Garland married for the first time at the age of 19. Her union with bandleader David Rose was decidedly short-lived, however. On the set of Meet Me in St. Louis (1944), another of Garland's signature films, she met director Vincent Minnelli. She officially divorced Rose in 1945 and soon wed Minnelli. The couple also welcomed a daughter, Liza, in 1946. Unfortunately, Garland's second marriage only lasted a little longer than her first. The Garland-Minnelli union was practically over by 1949 (they officially divorced in 1952).
Garland married producer Sid Luft in 1952, which was a stormy relationship by some reports. They had two children together—daughter Lorna in 1952 and son Joey in 1955. What ever personal difficulty Garland and Luft had, he had a positive impact on her career and was instrumental in putting together one of her greatest films. Starring opposite James Mason, Garland gave an outstanding performance as a woman who obtains stardom at the price of love in A Star Is Born (1954). Her rendition of "The Man That Got Away" is considered one of her best performances on film. She was nominated for an Academy Award for this film.

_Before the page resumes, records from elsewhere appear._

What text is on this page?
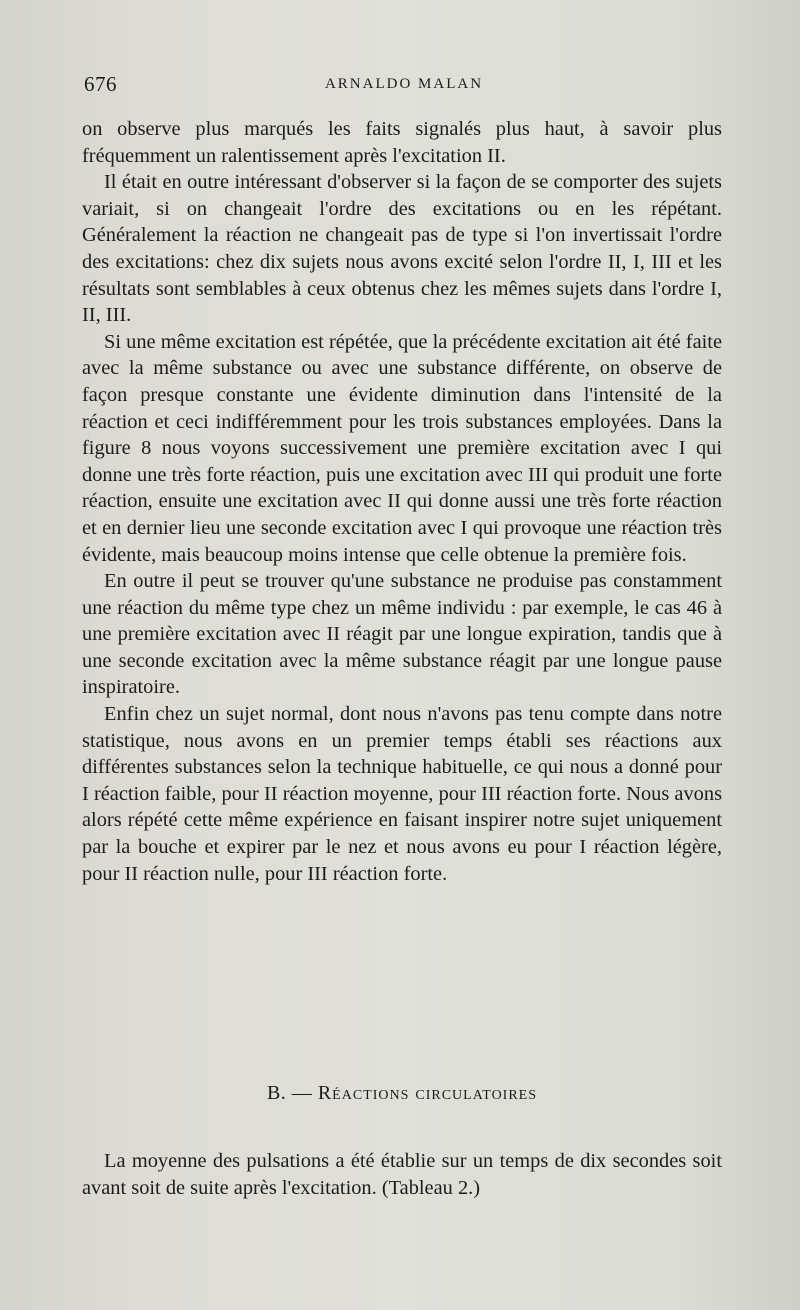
676	ARNALDO MALAN

on observe plus marqués les faits signalés plus haut, à savoir plus fréquemment un ralentissement après l'excitation II.

Il était en outre intéressant d'observer si la façon de se comporter des sujets variait, si on changeait l'ordre des excitations ou en les répétant. Généralement la réaction ne changeait pas de type si l'on invertissait l'ordre des excitations: chez dix sujets nous avons excité selon l'ordre II, I, III et les résultats sont semblables à ceux obtenus chez les mêmes sujets dans l'ordre I, II, III.

Si une même excitation est répétée, que la précédente excitation ait été faite avec la même substance ou avec une substance différente, on observe de façon presque constante une évidente diminution dans l'intensité de la réaction et ceci indifféremment pour les trois substances employées. Dans la figure 8 nous voyons successivement une première excitation avec I qui donne une très forte réaction, puis une excitation avec III qui produit une forte réaction, ensuite une excitation avec II qui donne aussi une très forte réaction et en dernier lieu une seconde excitation avec I qui provoque une réaction très évidente, mais beaucoup moins intense que celle obtenue la première fois.

En outre il peut se trouver qu'une substance ne produise pas constamment une réaction du même type chez un même individu : par exemple, le cas 46 à une première excitation avec II réagit par une longue expiration, tandis que à une seconde excitation avec la même substance réagit par une longue pause inspiratoire.

Enfin chez un sujet normal, dont nous n'avons pas tenu compte dans notre statistique, nous avons en un premier temps établi ses réactions aux différentes substances selon la technique habituelle, ce qui nous a donné pour I réaction faible, pour II réaction moyenne, pour III réaction forte. Nous avons alors répété cette même expérience en faisant inspirer notre sujet uniquement par la bouche et expirer par le nez et nous avons eu pour I réaction légère, pour II réaction nulle, pour III réaction forte.

B. — Réactions circulatoires

La moyenne des pulsations a été établie sur un temps de dix secondes soit avant soit de suite après l'excitation. (Tableau 2.)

Throughout her life, Garland was continuously in demand as an entertainer, playing gigs around the world, but her personal life was on a dismal spiral. In 1968, Garland went to London. She was in personal and financial trouble by this time. Making some performances at London's Talk of the Town nightclub, Garland was clearly not in good shape on stage. She wed former bandleader and club manager Mickey Deans a few months before her death in 1969. Judy Garland died on June 22, 1969, in London, England, reportedly of an accidental overdose.
June 15, 1996-Singer Ella Fitzgerald died at the age of 79 in Beverly Hills, California.
God, I must be old. Most of the people that will read this don't know Judy Garland or Ella Fitzgerald.
Singer. Born Ella Jane Fitzgerald on April 25, 1917 in Newport News, Virginia. After a troubled childhood, including the death of her mother in 1932, Fitzgerald turned to singing and debuted at the Apollo Theater in 1934 at age 17. She was discovered in an amateur contest in Harlem and joined Chick Webb's band and recorded several hits, notably "A-tisket A-tasket" (1938).
After Webb died in 1939, his band was renamed Ella Fitzgerald and her Famous Orchestra. Two years later, she began her solo career and by the mid-1950s, she had become the first African-American to perform at the Mocambo. Her lucid intonation and broad range made her a top jazz singer. Her series of recordings for Verve (1955-9) in multi-volume "songbooks" are among the treasures of American popular song. Fitzgerald is known as "The First Lady of Song," and was the most popular American female jazz singer for over fifty years. In her lifetime, she won 13 Grammy awards and sold over 40 million albums.
With the exception of Jazz at Santa Monica Civic '72, her latter recordings marked a decline in her voice due to complications from diabetes. The disease left her blind, and she had both legs amputated in 1994. She made her last recording in 1989 and her last public performance in 1991 at New York's Carnegie Hall. Ella Fitzgerald died on June 15, 1996 in her Beverly Hills home.
Fitzgerald was briefly married to Benny Kornegay, a convicted drug dealer and hustler, in 1941. She was married to bass player Ray Brown from 1947 to 1952; they adopted a child born to Fitzgerald's half-sister whom they christened Ray Brown, Jr. Fitzgerald.